22 julho, 2006

O QUE DEU NA CABEÇA DE ZIDANE

Passada a perplexidade das primeiras horas e dos primeiros dias, talvez já se possa refletir com maior profundidade sobre a cabeçada de Zidane, fato que produziu uma inesperada transformação no término de uma Copa que chegava ao seu fim obedecendo às regras conhecidas do campeonato internacional de futebol.
Sabia-se que Zidane anunciava o encerramento de sua exitosa carreira esportiva, internacionalmente reconhecida e aplaudida. Havia uma festividade preparada para a celebração deste êxito apoteótico.
A intempestiva cabeçada de Zidane nos minutos que precederam o final da prorrogação fez crer que um fator de enorme importância se sobrepôs àquele grande final que ele preparara para sua despedida gloriosa.
Logo se começou a querer adivinhar o xingamento com que fora atingido pelo jogador italiano, com quem acabava de disputar uma bola. Transpirou então que Materazzi falara mal de sua mãe e sua irmã. Para muitos, os xingamentos justificavam a cabeçada. Para outros, no entanto, o gesto de Zidane soava como uma resposta exagerada aos insultos de Materazzi.

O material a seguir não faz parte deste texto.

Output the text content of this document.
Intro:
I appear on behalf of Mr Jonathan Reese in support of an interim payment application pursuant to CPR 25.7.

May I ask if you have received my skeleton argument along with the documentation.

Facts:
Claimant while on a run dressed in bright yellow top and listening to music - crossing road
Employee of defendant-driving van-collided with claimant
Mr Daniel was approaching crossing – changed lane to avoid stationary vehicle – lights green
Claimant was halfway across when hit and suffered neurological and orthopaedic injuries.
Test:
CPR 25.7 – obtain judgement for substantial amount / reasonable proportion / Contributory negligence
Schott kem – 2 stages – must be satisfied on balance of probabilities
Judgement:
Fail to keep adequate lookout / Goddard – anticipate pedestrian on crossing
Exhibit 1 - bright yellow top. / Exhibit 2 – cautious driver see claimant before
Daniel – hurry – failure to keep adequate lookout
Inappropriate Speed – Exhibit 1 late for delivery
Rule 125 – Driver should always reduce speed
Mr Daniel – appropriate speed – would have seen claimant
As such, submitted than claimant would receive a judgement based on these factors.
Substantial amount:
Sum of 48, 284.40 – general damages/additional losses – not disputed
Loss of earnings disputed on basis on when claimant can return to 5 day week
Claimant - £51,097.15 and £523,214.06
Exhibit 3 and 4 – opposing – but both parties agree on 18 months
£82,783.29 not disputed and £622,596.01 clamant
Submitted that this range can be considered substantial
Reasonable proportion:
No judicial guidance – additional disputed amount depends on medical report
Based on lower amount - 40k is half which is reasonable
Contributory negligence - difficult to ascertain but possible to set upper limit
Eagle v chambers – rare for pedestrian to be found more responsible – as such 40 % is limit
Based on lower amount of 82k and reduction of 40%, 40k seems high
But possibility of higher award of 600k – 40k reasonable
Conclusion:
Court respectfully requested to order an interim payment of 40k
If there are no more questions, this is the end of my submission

Afinal, Zidane era já um pré- quarentão e tinha bons motivos para postergar um possível acerto de contas com Materazzi. Ademais, isto se sabe e se vê: jogadores estão sempre se agredindo física e verbalmente, durante a partida. Mas, tudo se acaba junto com o lance e com o apito do juiz.

Que outro fator poderia ter levado o jogador francês ao desespero da cabeçada? O jogo estava empatado e em poucos minutos se encerraria. A resolução iria se dar por pênaltis.
Zidane sabia que ele seria convocado para este chute. O temor de que não fosse marcar o gol da vitória e assim não fechar com selo de ouro sua última partida, seu último chute, pode tê-lo levado a supervalorizar os xingamentos de Materazzi. Acertar no italiano era mais seguro. E foi.

Levado pelo medo acertou Materazzi bem no meio do peito. Na hora do medo, virou machão. Foi uma cabeçada de quem perdeu a cabeça. Esqueceu o futebol e partiu para a barbárie... e mergulhou de cabeça.

7 Comments:

Anonymous Anônimo said...

muito bom!

10:23 AM  
Anonymous Anônimo said...

muito interessante...

11:33 AM  
Anonymous Anônimo said...

Waldemar querido,



E claro que concordo com a tua visão do humano medo de errar do
Zidane, mas gostaria de acrescentar algumas informações que nao sei
se chegaram aqui.
Estava em Roma na época da Copa e o que saiu nos jornais alemães e
ingleses sobre os italianos foi o seguinte:
-primeiro, como vocês já devem saber, o técnico da seleção italiana,
o goleiro e outros estão indiciados judicialmente por fraude e
corrupção no ultimo Campeonato de futebol. Coisas gravíssimas, tanto
que quase eles nao participaram da Copa...
Dai que a imprensa estrangeira nao podendo ataca-los excessivamente
sobre esse fronte (porque e' uma questão italiana) publicaram que
eles sao "mammoni" (filhinhos de mamãe), excessivamente vaidosos,
preocupados com a aparência, imaturos, etc., nas primeiras paginas
dos jornais. Imagina o que essas declarações (a meu ver pertinentes,
mas nao durante o evento da Copa...) provocaram na Itália ...
Debates e mais debates sobre se eles eram imaturos ou nao, como eram
os alemães, os ingleses, foi quase um conflito diplomático,
principalmente com os alemães.

Outra coisa: no dia seguinte da cabeçada do Zidane foi publicado nos
jornais italianos que a leitura labial do Zidane deu o seguinte:
"você e' um terrorista de merda"...(e nao ofensas sobre mae ou irma...)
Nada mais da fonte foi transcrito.